The referee also gave some weight to mitigating factors and circumstances in regard to Castro's misappropriation of more than $58,000 in the unnamed tenant-client's fund, the panel said.
According to the panel's opinion, the referee found that between March and June 2010, Castro deposited $93,040 into a trust account, and then between April and June 2010, he disbursed $34,890 to his client's landlord in accordance with court order.
"The remaining balance of $58,150 should have remained intact until payment was made to the client. However, respondent's bank records show that, between August 2010 and October 2013, the IOLA account balance repeatedly fell below $58,150, and, as of July 2012, had fallen to $562.27," the panel added, and "finally, in December 2014, respondent paid his client the $58,150 he was owed after the client complained to the AGC."

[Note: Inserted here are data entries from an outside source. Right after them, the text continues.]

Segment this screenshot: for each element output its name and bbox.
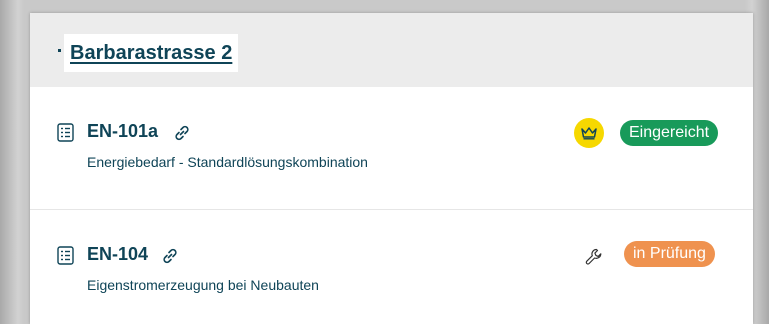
address-marker [58,49,61,52]
list-item[interactable]: EN-101a Energiebedarf - Standardlösungsk… [30,87,753,210]
crown-icon [581,127,597,140]
checklist-icon [57,246,74,265]
address-link[interactable]: Barbarastrasse 2 [70,42,232,65]
checklist-icon [57,123,74,142]
list-item[interactable]: EN-104 Eigenstromerzeugung bei Neubauten… [30,210,753,324]
status-badge: in Prüfung [624,241,715,267]
link-icon[interactable] [173,125,191,141]
address-chip: Barbarastrasse 2 [64,34,239,72]
link-icon[interactable] [161,248,179,264]
crown-badge [574,118,604,148]
project-card: Barbarastrasse 2 EN-101a Energiebedarf -… [30,13,753,324]
item-code[interactable]: EN-104 [87,244,148,265]
card-header: Barbarastrasse 2 [30,13,753,87]
wrench-icon [585,248,602,265]
status-badge: Eingereicht [620,120,719,146]
item-code[interactable]: EN-101a [87,121,158,142]
item-description: Energiebedarf - Standardlösungskombinati… [87,154,368,170]
item-description: Eigenstromerzeugung bei Neubauten [87,277,319,293]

The referee wrote, according to the panel, that "his recommendation of a sanction calls for a balancing of the various issues presented," including that "the mitigation witnesses show that [respondent] is a zealous advocate with personal qualities to be admired in a practitioner. However, this aspect needs to be weighed against his mismanagement of his practice leading to a shortfall in his escrow account. The referee does not feel that disbarment is a warranted sanction."
The panel, composed of Justices Rosalyn Richter, Ellen Gesmer, Jeffrey Oing, Anil C. Singh and Peter Moulton, chose to adopt the referee's findings and four-year suspension punishment, which in the legal matter before the panel, the grievance committee had also asked be adopted despite its request to the referee, at one point, for Castro's disbarment.
Castro, said the justices, asked for a three-year suspension retroactive to the date of his interim suspension, Oct. 31, 2017, based on his entire record.
The panel's suspension of four years is retroactive to 2017 date, their opinion states.
Castro could not be reached for comment.